Applied-Field Dependent Hyperfine Structure and Magnetic Properties of

The crystal structure of Ni_0.8-xCu_xZn_0.2Fe₂O₄ (x = 0.2, 0.4, 0.6) sample is determined to be cubic spinel with space group Fd-3 m by Rietveld refinement. The lattice constant a₀ increased linearly with the Cu concentration from x = 0.2 to 0.6. With increasing Cu concentration, the saturation magnetization and coercivity decreased from 101.3 emu/g, 112 Oe to 88.7 emu/g, 83 Oe, respectively, at 4.2 K. Ni and Cu ions in NiCuZn ferrite prefer octahedral sites (B) and Zn ions prefer tetrahedral sites (A). Based on the distribution probability, we have analyzed Mössbauer spectra measured at 4.2 K as 5 sets with six-lines.

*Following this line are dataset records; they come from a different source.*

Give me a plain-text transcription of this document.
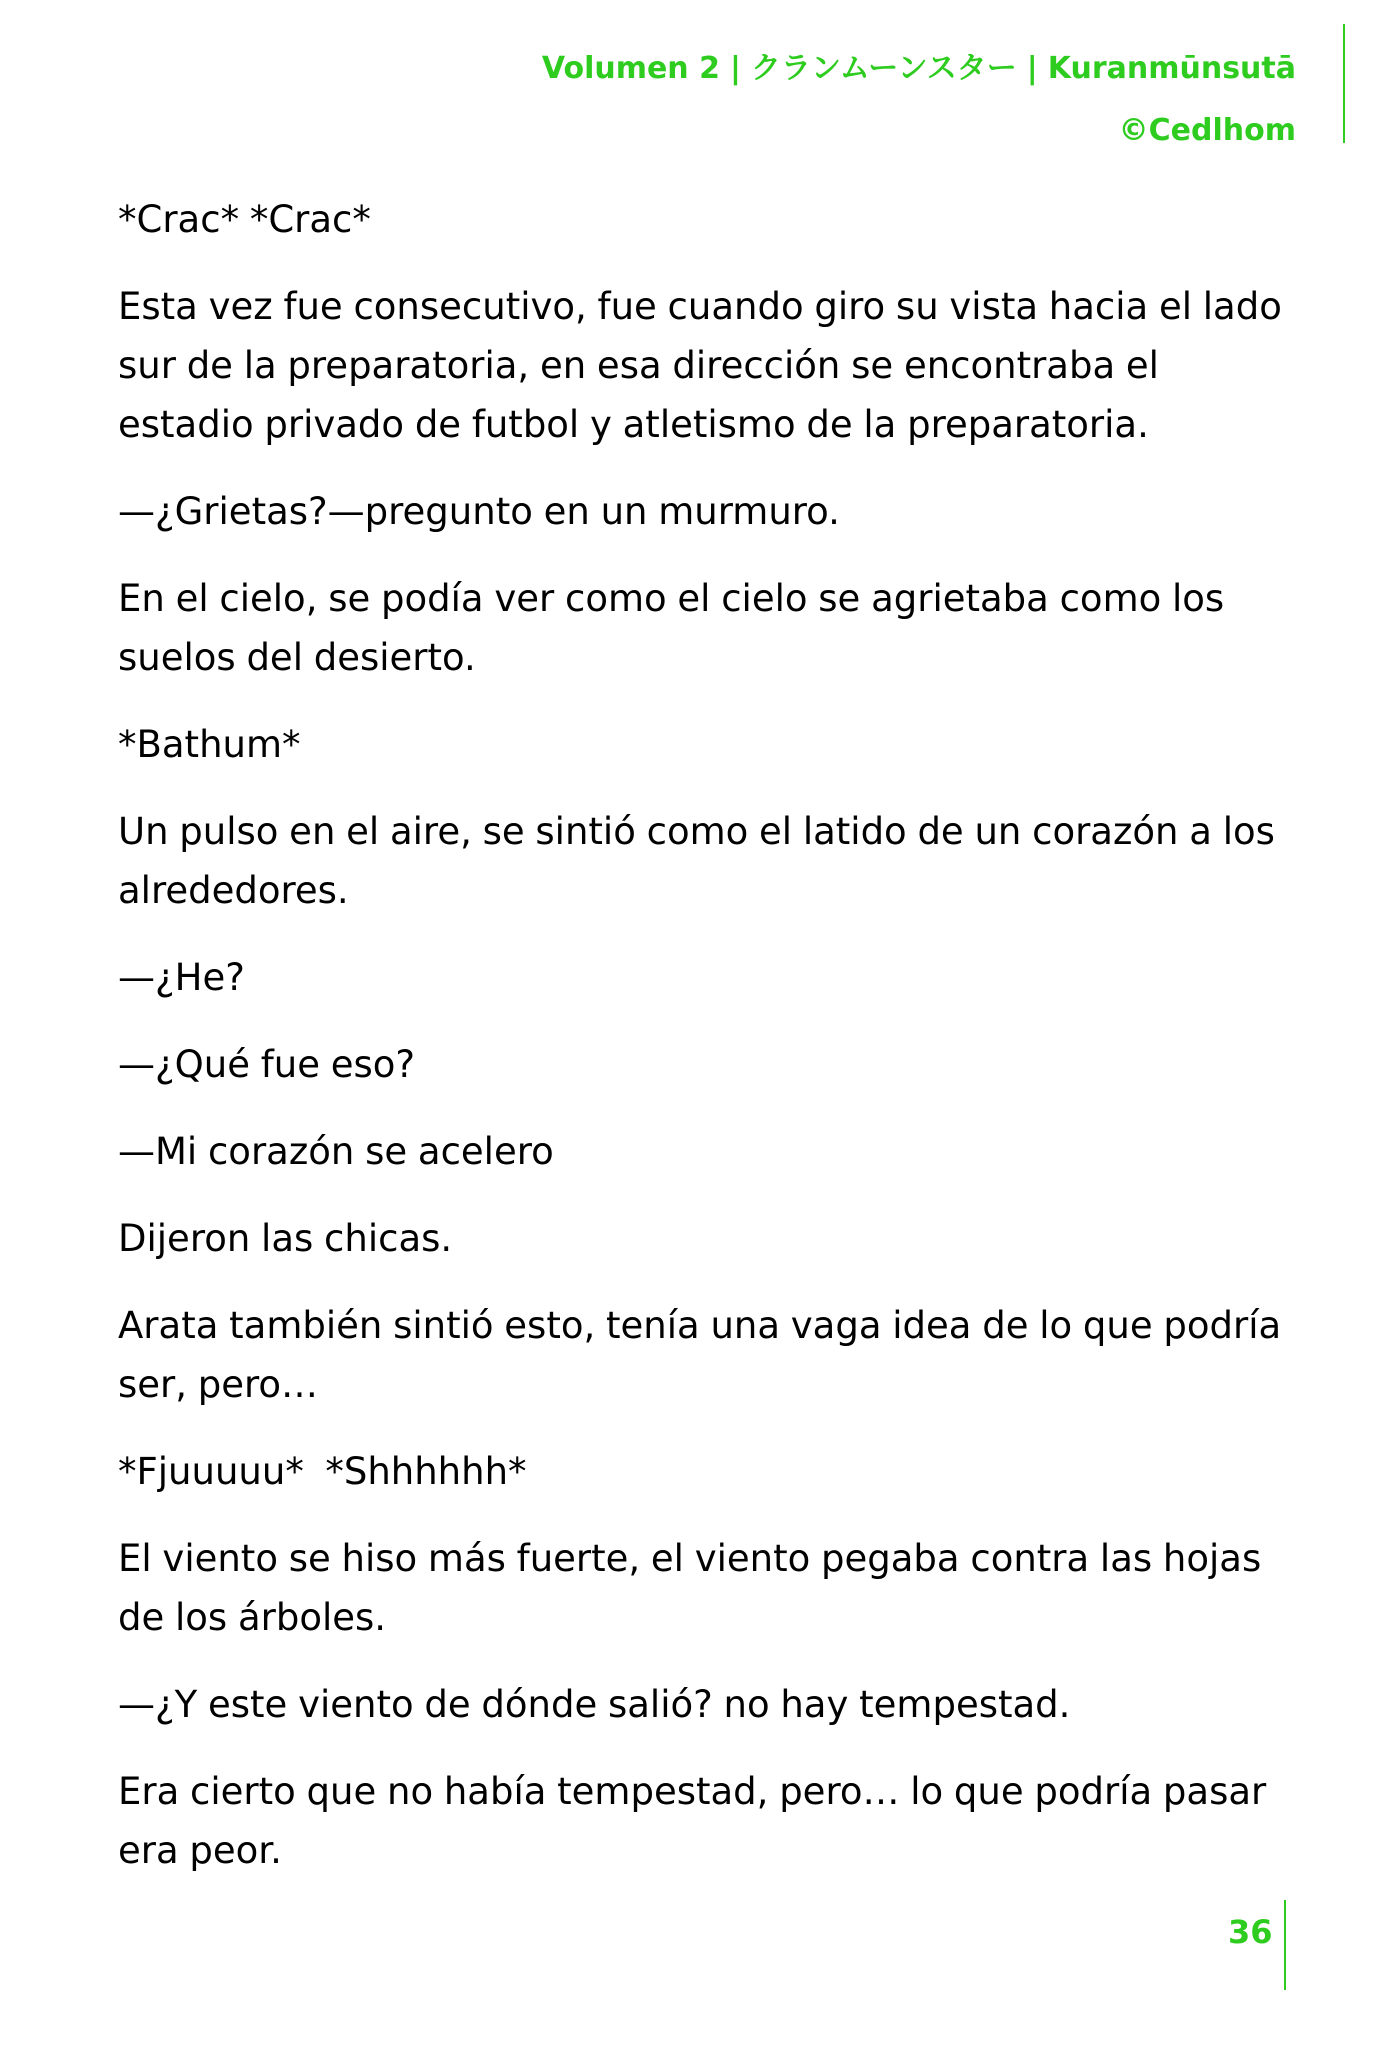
Volumen 2 | クランムーンスター | Kuranmūnsutā
©Cedlhom

*Crac* *Crac*

Esta vez fue consecutivo, fue cuando giro su vista hacia el lado sur de la preparatoria, en esa dirección se encontraba el estadio privado de futbol y atletismo de la preparatoria.

—¿Grietas?—pregunto en un murmuro.

En el cielo, se podía ver como el cielo se agrietaba como los suelos del desierto.

*Bathum*

Un pulso en el aire, se sintió como el latido de un corazón a los alrededores.

—¿He?

—¿Qué fue eso?

—Mi corazón se acelero

Dijeron las chicas.

Arata también sintió esto, tenía una vaga idea de lo que podría ser, pero…

*Fjuuuuu*  *Shhhhhh*

El viento se hiso más fuerte, el viento pegaba contra las hojas de los árboles.

—¿Y este viento de dónde salió? no hay tempestad.

Era cierto que no había tempestad, pero… lo que podría pasar era peor.

36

Hyperfine fields at A and B sites at 4.2 K with zero magnetic field were H_hf(A)=500 kOe, and H_hf(B₀) =545 kOe, H_hf(B₁) = 525 kOe , H_hf(B₂) = 516 kOe, H_hf(B₃) = 483 kOe, for x = 0.6. Applied-field Mössbauer spectra of Ni_0.8-xCu_xZn_0.2Fe₂O₄ were measured parallel to the γ-ray direction under 5 T at 4.2 K. Hyperfine field H_hf(A) at A site under 5 T was 516 kOe, larger than that under zero applied-field, and at B site the average value of hyperfine field 〈H_hf(B)〉 was 440 kOe, smaller than 〈H_hf(B)〉 = 517 kOe under zero applied-field, for x = 0.6 . Then the hyperfine field at A and B sites decreased with increasing Cu content x = 0.2 to 0.6. Also, we noticed that the second and fifth absorption lines of Mössbauer spectra completely disappeared above 1 T, indicating that the spins of Fe ions at A and B sites were collinea- - r to the applied-field. The Fe valence state was determined to be ferric from the isomer shift values.